Même si elle partageait l’avis d’Adol, elle imaginait difficilement une femme aux côtés d’Hifumi, et encore moins une promesse de mariage avec lui.

Regardant Imeraria qui était maintenant silencieuse et fronçait les sourcils, Adol ne put s’empêcher de paniquer.

« Im-Impossible, Votre Excellence, vous et Comte Tohno… » (Adol)

« Huh ? » (Imeraria)

Après avoir commencé à parler du sujet, une image d’elle se tenant aux côtés d’Hifumi apparut.

Imeraria s’empressa de secouer la tête pour l’effacer.

« Que racontes-tu ? En tant que Reine, je connais les conditions que devra remplir la personne que je choisirai. De plus, Hifumi-sama n’est-il pas mon ennemi ? » (Imeraria)

Adol arrivait difficilement à dissimuler son inquiétude envers Imeraria, qui rougissait tout en niant.

« P-Plutôt que de parler de ça, nous devrions nous occuper de nos politiques nationales. » (Imeraria)

« Oui. Toutefois, concernant les mesures introduites sur le territoire du Comte Tohno, adopter un système de taxe similaire pour un lieu aussi grand que la capitale et ses provinces alentours risque de s’avérer extrêmement difficile. Nous devrions probablement commencer par habituer le personnel en introduisant cette réforme dans une province distante pour commencer. Mais… » (Adol)

Parcourant un document devant lui, Adol donna un morceau de papier logé entre les pages à Imeraria.

« Voici une copie de ce ‘’registre de famille’’ introduit sur le territoire de Fokalore. » (Adol)

« C’est incroyable. Ils ont même enquêté sur le lieu de naissance, le lieu d’enfance, les proches, les membres de la famille et leurs adresses ? » (Imeraria)

« Comme vous pouvez le voir ici, ils ont même inscrit des détails concernant la profession. » (Adol)

Observant attentivement les documents, Imeraria examinait l’une des pages probablement prise au hasard en tant qu’exemple.

« Une telle réforme du système de taxe profite aussi aux résidents. Grâce à ces informations, le personnel du territoire de Fokalore est capable de gérer les mariages, les naissances et les morts. » (Adol)

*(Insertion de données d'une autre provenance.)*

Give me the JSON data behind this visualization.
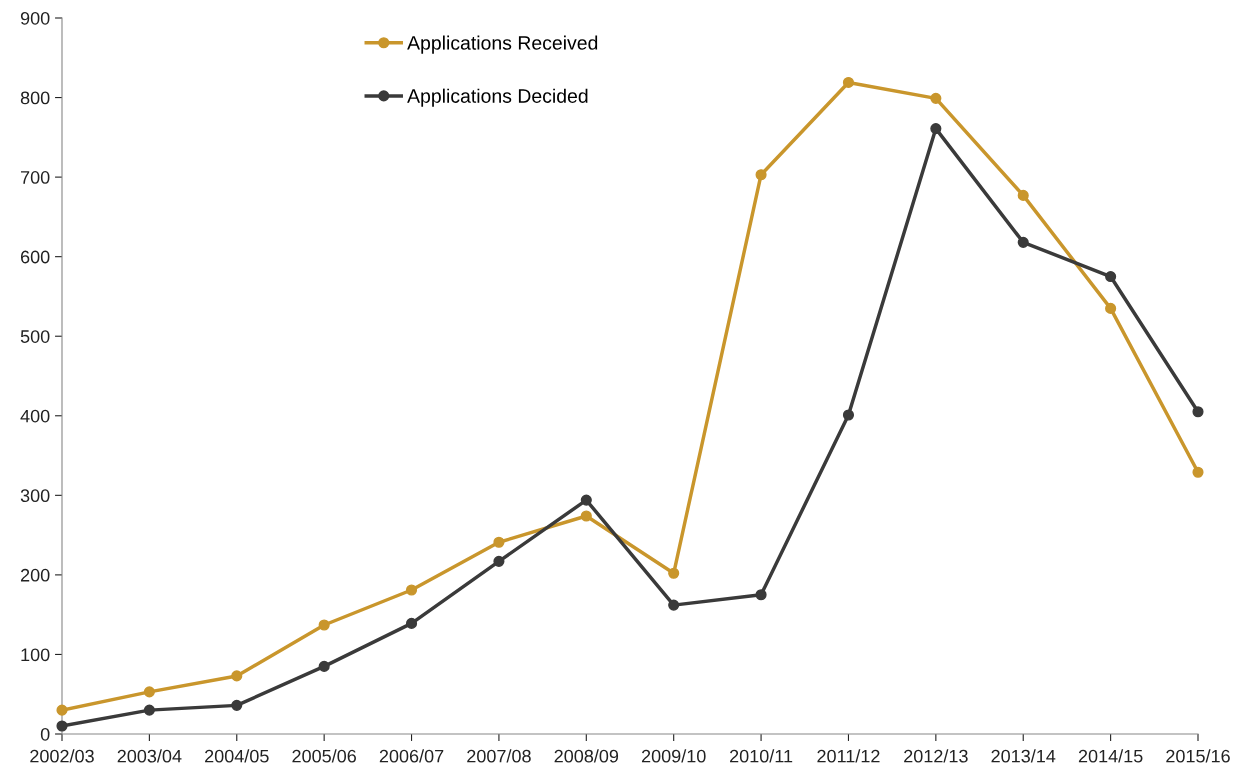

« Actuellement, Fokalore est devenu le territoire possédant le budget le plus précis et attirant le plus d’immigrants. Ces données sur les résidents servent même à suivre et prévenir les crimes, ainsi qu’à empêcher la création de taudis. » Continua Adol.

Écoutant attentivement l’explication, Imeraria baissa les bras tout en reposant les documents.

« Politiquement parlant, tu veux donc dire qu’Hifumi-sama a réalisé de nombreux exploits héroïques. Et si mon père et moi nous n’avions pas fait d’erreur lors de notre rencontre avec lui, nous aurions pu utiliser le pouvoir d’Hifumi pour le bien du pays… » (Imeraria)

Une profonde solitude s’empara de l’expression d’Imeraria.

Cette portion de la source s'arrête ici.